The “bottom line” in the Bloomberg piece, California Decides to Go It Alone on Taxes, is “A California decision to weaken an interstate tax agreement may put similar compacts between states at risk.” The article, appearing in the February 1-February 7, 2016 edition of the print magazine, is reporting the December 31, 2015 decision of the California Supreme Court weakening “one of the most important interstate compacts,” the Multistate Tax Compact.
As indicated by the regular “bottom line” feature of this publication, the implication is that other interstate compacts could face a similar fate. However, Bloomberg spoke to our own industry colleague, Karen Schutter about the IIPRC and says: “The Interstate Insurance Product Regulation Compact, for instance, is clearly written as a binding legal contract, so the California Supreme Court’s decision is irrelevant to it, argues Karen Schutter, Executive Director of the Washington-based commission that oversees the insurance accord.”
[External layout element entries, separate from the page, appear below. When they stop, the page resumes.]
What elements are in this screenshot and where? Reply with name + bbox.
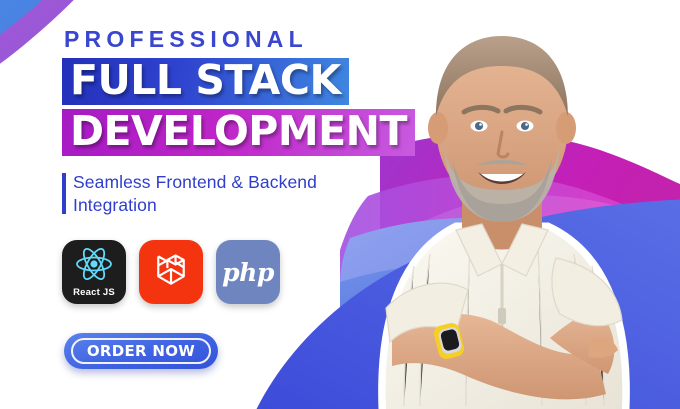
laravel-tech-badge[interactable] xyxy=(139,240,203,304)
php-wordmark-icon: php xyxy=(222,258,274,287)
service-banner: PROFESSIONAL FULL STACK DEVELOPMENT Seam… xyxy=(0,0,680,409)
headline-line1-text: FULL STACK xyxy=(70,60,341,101)
react-label: React JS xyxy=(73,287,115,298)
subtitle-text: Seamless Frontend & Backend Integration xyxy=(62,171,403,217)
headline-line1-wrap: FULL STACK xyxy=(62,58,462,105)
headline-line2-text: DEVELOPMENT xyxy=(70,111,407,152)
react-atom-icon xyxy=(75,247,113,286)
php-tech-badge[interactable]: php xyxy=(216,240,280,304)
headline-bar-blue: FULL STACK xyxy=(62,58,349,105)
react-tech-badge[interactable]: React JS xyxy=(62,240,126,304)
eyebrow-text: PROFESSIONAL xyxy=(64,28,462,51)
order-now-label: ORDER NOW xyxy=(87,342,195,360)
headline-line2-wrap: DEVELOPMENT xyxy=(62,109,462,156)
tech-stack-icons: React JS php xyxy=(62,240,280,304)
order-now-button[interactable]: ORDER NOW xyxy=(64,333,218,369)
headline-block: PROFESSIONAL FULL STACK DEVELOPMENT Seam… xyxy=(62,28,462,217)
laravel-logo-icon xyxy=(151,250,191,295)
headline-bar-magenta: DEVELOPMENT xyxy=(62,109,415,156)
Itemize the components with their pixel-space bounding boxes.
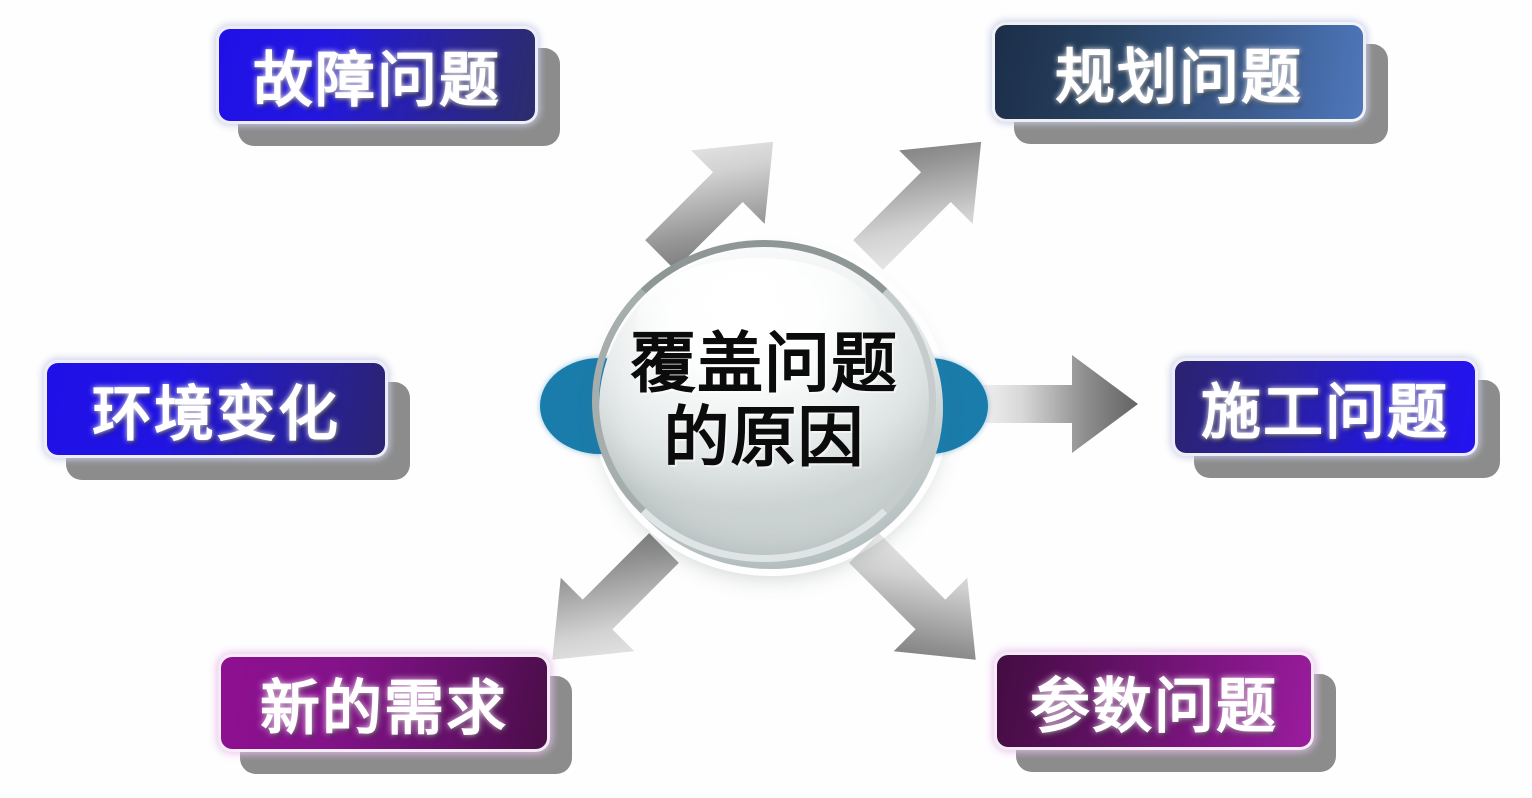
center-hub[interactable]: 覆盖问题 的原因: [578, 240, 950, 562]
node-parameter[interactable]: 参数问题: [994, 652, 1314, 750]
hub-label-line1: 覆盖问题: [630, 329, 898, 399]
hub-label: 覆盖问题 的原因: [592, 240, 936, 562]
node-new-requirement-label: 新的需求: [260, 660, 508, 747]
node-planning-label: 规划问题: [1055, 29, 1303, 116]
hub-label-line2: 的原因: [664, 403, 865, 473]
node-construction[interactable]: 施工问题: [1172, 358, 1478, 456]
node-fault[interactable]: 故障问题: [216, 26, 538, 124]
node-environment-box[interactable]: 环境变化: [44, 360, 388, 458]
node-fault-label: 故障问题: [253, 32, 501, 119]
node-planning-box[interactable]: 规划问题: [992, 22, 1366, 122]
node-construction-box[interactable]: 施工问题: [1172, 358, 1478, 456]
node-construction-label: 施工问题: [1201, 364, 1449, 451]
node-environment[interactable]: 环境变化: [44, 360, 388, 458]
node-new-requirement-box[interactable]: 新的需求: [218, 654, 550, 752]
node-fault-box[interactable]: 故障问题: [216, 26, 538, 124]
node-parameter-box[interactable]: 参数问题: [994, 652, 1314, 750]
arrow-to-construction: [972, 355, 1138, 453]
node-environment-label: 环境变化: [92, 366, 340, 453]
diagram-canvas: 覆盖问题 的原因 故障问题 规划问题 环境变化 施工问题 新的需求: [0, 0, 1532, 798]
node-planning[interactable]: 规划问题: [992, 22, 1366, 122]
node-new-requirement[interactable]: 新的需求: [218, 654, 550, 752]
node-parameter-label: 参数问题: [1030, 658, 1278, 745]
We agree and believe the IIPRC is solid and binding. However, the article ended with a bit of possible disagreement: “For now, the only compacts that everyone agrees are safe from challenge are the ones to which Congress has explicitly given consent—for example, those covering nuclear waste disposal, oil and gas, and water rights. Congressionally approved compacts have the force of federal law, which trumps state law. One solution, then, to the problem of weak interstate agreements like MTC would seem to be for states to ask Congress to put its stamp of approval on all interstate compacts. Falling back on Washington might injure their pride, but it would keep legal uncertainty from gumming up the works.” Of course, Ms. Schutter’s point is that the IIPRC is not weak like the MTC. It is legally and operationally strong and needs no additional action to be safe from challenge.